None of the MUPD officers are specifically trained to deal with psychological issues, so, in some cases, they call SCS to the scene to evaluate the situation. However, McCandless said he is confident in the ability of the police department to respond to these emergencies.

“Most all police officers, by virtue of the basic training, are prepared to, if there’s an immediate problem, figure out the best way to take care of it,” he said.

Anderson Hall resident director Cory Duchesneau is equally confident in his team’s ability to help students through their psychological problems. RAs must go through a two-week training period before the school year starts, while RDs have a more in-depth, six-week training  process that covers a multitude of problems they may face, including those associated with mental health.

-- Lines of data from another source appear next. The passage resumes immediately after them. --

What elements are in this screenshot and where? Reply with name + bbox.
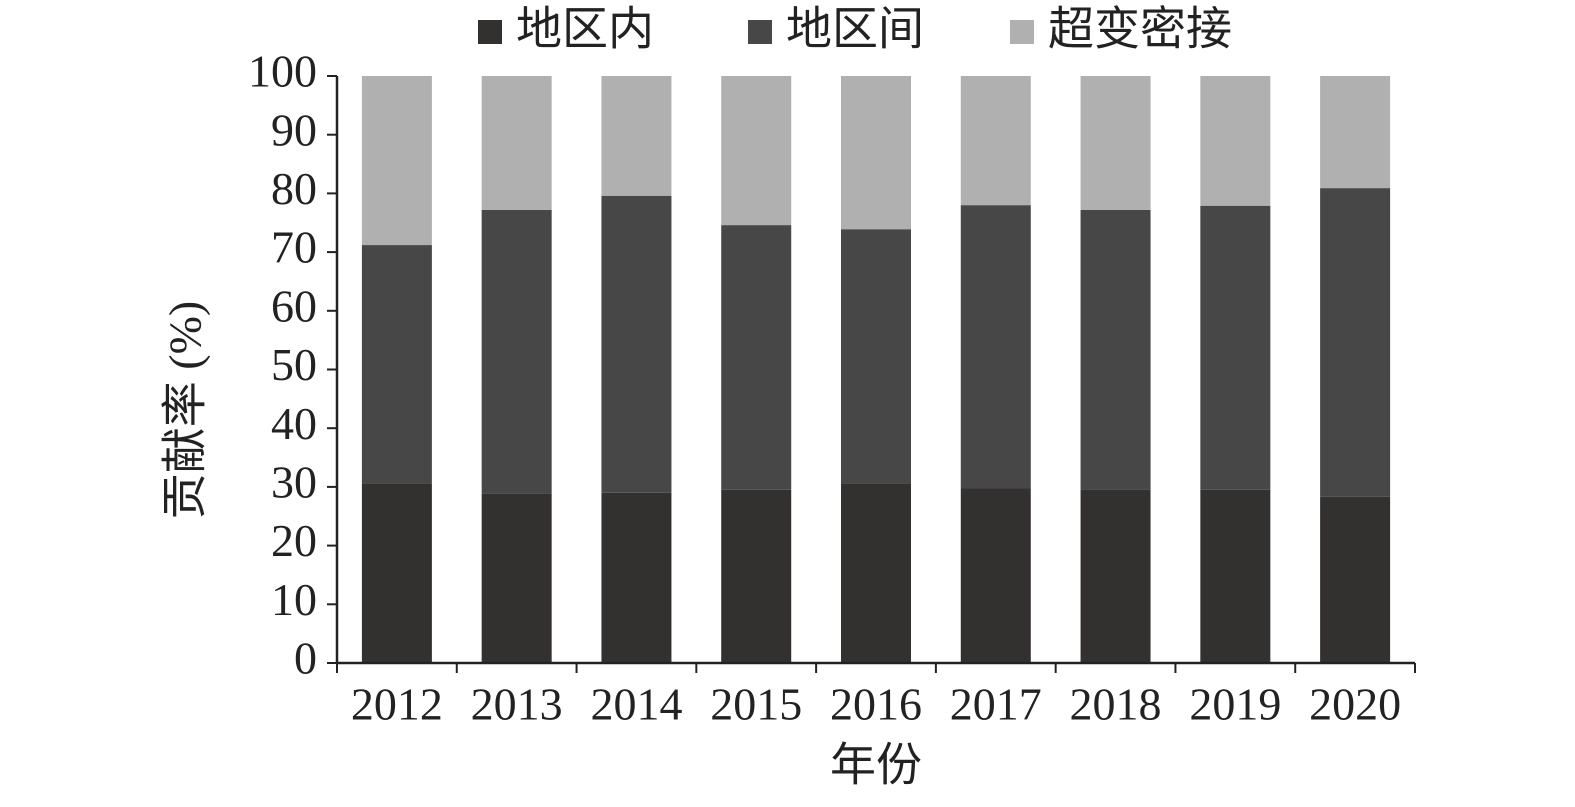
bar-segment bbox=[721, 76, 792, 226]
y-tick-label: 50 bbox=[271, 339, 317, 390]
y-tick-label: 40 bbox=[271, 398, 317, 449]
legend-swatch bbox=[478, 20, 502, 44]
legend-swatch bbox=[748, 20, 772, 44]
bar-segment bbox=[960, 488, 1031, 663]
bar-segment bbox=[1080, 209, 1151, 490]
bar-segment bbox=[1080, 489, 1151, 663]
legend-label: 地区间 bbox=[786, 4, 924, 55]
y-tick-label: 10 bbox=[271, 574, 317, 625]
legend-label: 地区内 bbox=[516, 4, 654, 55]
bar-segment bbox=[481, 493, 552, 663]
bar-segment bbox=[601, 76, 672, 196]
bar-segment bbox=[1320, 188, 1391, 497]
bar-segment bbox=[1080, 76, 1151, 210]
bar-segment bbox=[361, 483, 432, 663]
bar-segment bbox=[361, 245, 432, 484]
y-tick-label: 100 bbox=[248, 46, 317, 97]
bar-segment bbox=[481, 209, 552, 494]
y-tick-label: 20 bbox=[271, 515, 317, 566]
bar-segment bbox=[601, 195, 672, 493]
bar-segment bbox=[1320, 496, 1391, 663]
y-tick-label: 30 bbox=[271, 456, 317, 507]
y-tick-label: 80 bbox=[271, 163, 317, 214]
bar-segment bbox=[721, 225, 792, 490]
legend-swatch bbox=[1010, 20, 1034, 44]
bar-segment bbox=[841, 483, 911, 663]
bar-segment bbox=[841, 229, 911, 484]
bar-segment bbox=[601, 492, 672, 663]
bar-segment bbox=[1200, 205, 1271, 490]
bar-segment bbox=[1320, 76, 1391, 189]
x-tick-label: 2014 bbox=[590, 679, 682, 730]
bar-segment bbox=[1200, 489, 1271, 663]
y-tick-label: 70 bbox=[271, 222, 317, 273]
bar-segment bbox=[481, 76, 552, 210]
bar-segment bbox=[721, 489, 792, 663]
x-tick-label: 2017 bbox=[950, 679, 1042, 730]
x-axis-label: 年份 bbox=[830, 740, 922, 791]
bar-segment bbox=[960, 205, 1031, 489]
x-tick-label: 2015 bbox=[710, 679, 802, 730]
legend-label: 超变密接 bbox=[1048, 4, 1232, 55]
bar-segment bbox=[361, 76, 432, 246]
x-tick-label: 2013 bbox=[471, 679, 563, 730]
bar-segment bbox=[960, 76, 1031, 206]
y-tick-label: 60 bbox=[271, 280, 317, 331]
bar-segment bbox=[841, 76, 911, 230]
x-tick-label: 2019 bbox=[1189, 679, 1281, 730]
y-tick-label: 90 bbox=[271, 104, 317, 155]
x-tick-label: 2020 bbox=[1309, 679, 1401, 730]
y-tick-label: 0 bbox=[294, 633, 317, 684]
bar-segment bbox=[1200, 76, 1271, 206]
x-tick-label: 2018 bbox=[1070, 679, 1162, 730]
y-axis-label: 贡献率 (%) bbox=[160, 301, 211, 519]
x-tick-label: 2016 bbox=[830, 679, 922, 730]
x-tick-label: 2012 bbox=[351, 679, 443, 730]
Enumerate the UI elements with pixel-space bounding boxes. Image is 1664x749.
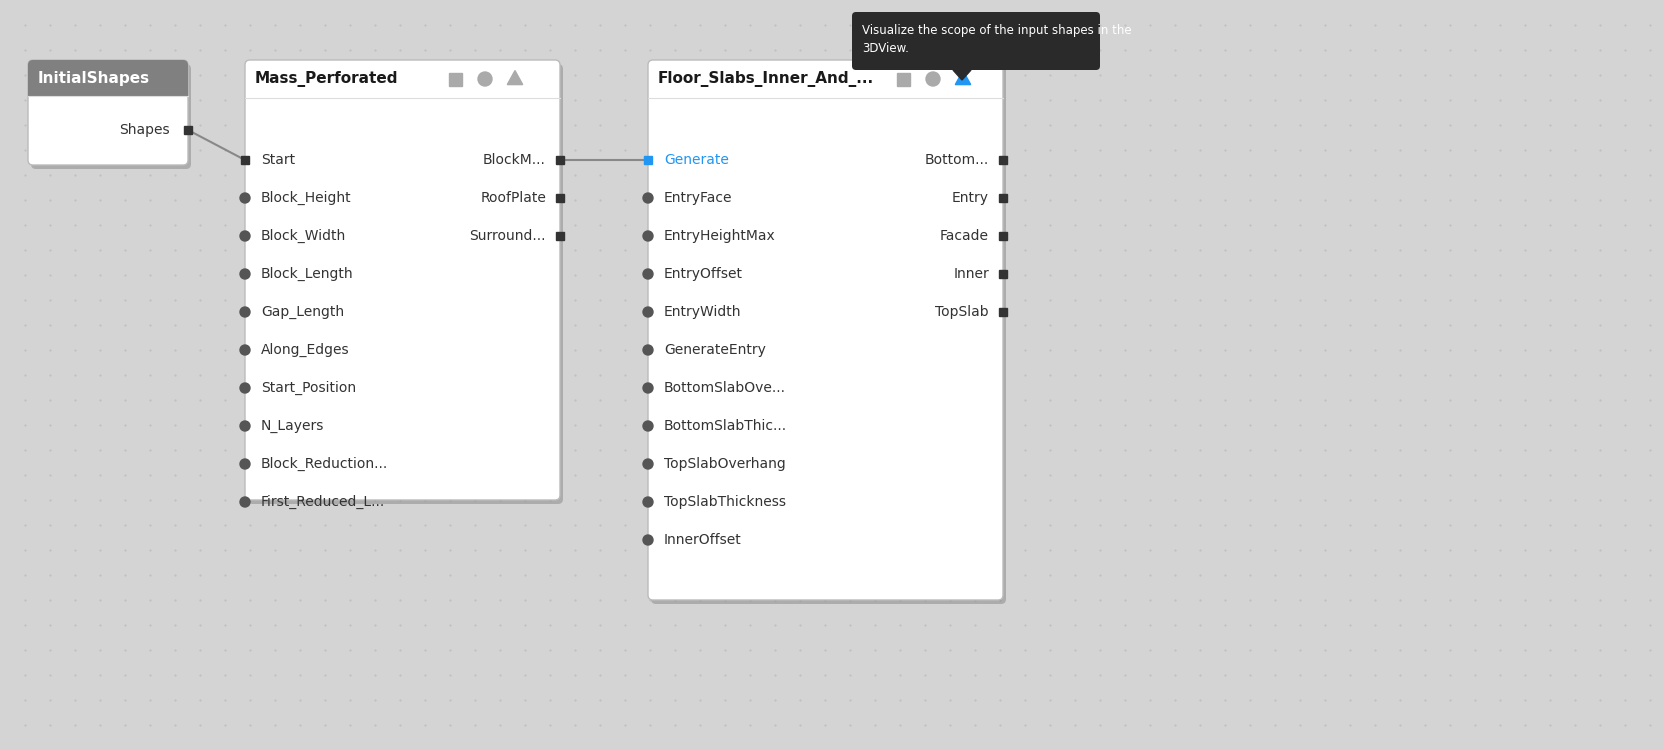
Circle shape: [240, 497, 250, 507]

While Duchesneau thinks this training is usually enough to prepare the residence hall staff for any situation they might encounter, he admits that it’s not a perfect system.

“You can’t solve all problems, even if you have all that training. I think we could always do more, of course, but I think we have enough training so that we usually do pretty well with it,” said Duchesneau. “I think some of the most important training is the identifying piece, because sometimes you have to just notice something going on. They don’t always tell you.”

Students under emotional duress are encouraged to meet with SCS routinely in the weeks following a psychological emergency in order to ensure that they are improving.

Additionally, MUPD routinely conducts what they list in their Crime and Fire Log as “welfare checks,” which are quick check-ins the police make with students after a concerned friend or family member suspects a problem.

McCandless said that the vast majority of these welfare checks are uneventful. Police ascertain that the student is emotionally healthy and that no action needs to be taken. However, welfare checks are  still an important preventative measure taken by MUPD.

Alishio said that Miami is working actively to prevent psychological emergencies and other mental health problems from occurring so frequently. In an effort to raise awareness about how to address mental health issues, he noted, the university has has implemented over 250 programs on the subject in the past few years.

One of these is an “At-Risk” program offered as part of  the first-year UNV 101 course. This online module focuses on how to identify when someone is struggling and how to approach them and refer them to SCS.

However, some members of Miami’s staff recognize that there is still work to be done when it comes to helping students in need.

“People are still going to fall through the cracks.” Duchesneau said. “I think it’s something we can always do better on.”